The “Chairman’s Message” also stated that “a small amount of additional shares” would be registered for “certain consultants.” Indeed, a total of 14.5 million shares have now been registered for a group of consultants, including 3 million for the Company’s attorneys Bondy & Schloss. Here again, Infotopia does not provide detailed information about any of those consultants (other than Bondy & Schloss which is identified as Infotopia’s corporate counsel). Although the SB-2 does state that one consultant received 3 million shares of stock in February 2001 for providing financial and public relations advice, it does not identify that consultant by name. Instead, it lists three separate entities – Pali Financial Group, Inc.; KMI, Inc.; and RMK Investments, Inc. – each of which holds 3 million newly registered shares.
Who controls this alphabet soup of consultants? What services are they providing and on what terms? Where are these companies located? Are they offshore entities, like Altea Investments?
While the SB-2 does not provide the answers to those questions, some clues about KMI, Inc. surfaced in a recent series of emails. On March 20th, a group of online newsletters began touting Infotopia stock and extolling the Company’s prospects. This, of course, was only days before the Company made public its plans to issue and register an additional 245 million common shares. In fact, we received virtually identical “newsletters” from three of these promoters, services identifying themselves as “Red Alert,” “US Investor,” and “Bull Stocks.”
Each of the “newsletters” quoted from a message posted on the Infotopia message board at Raging Bull which suggested that the Company’s shares were undervalued – based upon the 200 million common shares then outstanding. In the words of each promoter, Infotopia “could be a 10 to 20 bagger.” We admit that’s new lingo to us, but the implication was clear. The writers thought that Infotopia was a potentially great investment.
Why were “Red Alert,” “US Investor,” and “Bull Stocks” so eager to pump up interest in Infotopia shares? Consider this. Each of those services acknowledged receiving 100,000 shares from a company called KMI to distribute their “advertisement” about Infotopia. Why would KMI want to generate interest in Infotopia? There are 3 million reasons according to the March 27th SB-2.
What is KMI, and did it know of Infotopia’s plans to issue additional shares when it placed the “advertisements?” The public filings do not indicate what KMI knew, or when.

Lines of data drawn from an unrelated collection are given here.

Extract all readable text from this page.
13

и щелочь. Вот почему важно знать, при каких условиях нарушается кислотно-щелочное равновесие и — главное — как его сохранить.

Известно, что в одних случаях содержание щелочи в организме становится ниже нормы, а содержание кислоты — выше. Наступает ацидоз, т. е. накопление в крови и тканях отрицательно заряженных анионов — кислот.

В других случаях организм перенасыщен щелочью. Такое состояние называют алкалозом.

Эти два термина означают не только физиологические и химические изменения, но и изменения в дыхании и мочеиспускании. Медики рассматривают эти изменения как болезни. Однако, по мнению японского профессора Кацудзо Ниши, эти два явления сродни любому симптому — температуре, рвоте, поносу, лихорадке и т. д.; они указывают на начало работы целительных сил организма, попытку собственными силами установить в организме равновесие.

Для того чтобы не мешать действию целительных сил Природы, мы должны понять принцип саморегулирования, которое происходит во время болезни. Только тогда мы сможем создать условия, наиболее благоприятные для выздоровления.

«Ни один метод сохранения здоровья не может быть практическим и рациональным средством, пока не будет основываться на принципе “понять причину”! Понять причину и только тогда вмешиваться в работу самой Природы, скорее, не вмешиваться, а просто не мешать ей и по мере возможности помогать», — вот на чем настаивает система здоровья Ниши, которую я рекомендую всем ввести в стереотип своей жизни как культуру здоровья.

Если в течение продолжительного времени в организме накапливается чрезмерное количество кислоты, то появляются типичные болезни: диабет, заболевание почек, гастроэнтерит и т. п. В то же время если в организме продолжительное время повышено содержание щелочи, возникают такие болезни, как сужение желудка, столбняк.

When can investors expect all of these newly registered shares to hit the market? Hoyng’s March 23rd “Chairman’s Message” indicated that the shares held by Altea and Thomson Kernaghan would “be brought into the market slowly each day.” As for those shares held by management, Hoyng assured shareholders that officers and directors who recently purchased shares through the exercise of options “would not find it beneficial to sell their shares unless a significant increase of share price occurred.” Of course, that does not seem to address all of those shares issued for “services rendered.” Those would appear to be profitable at any price.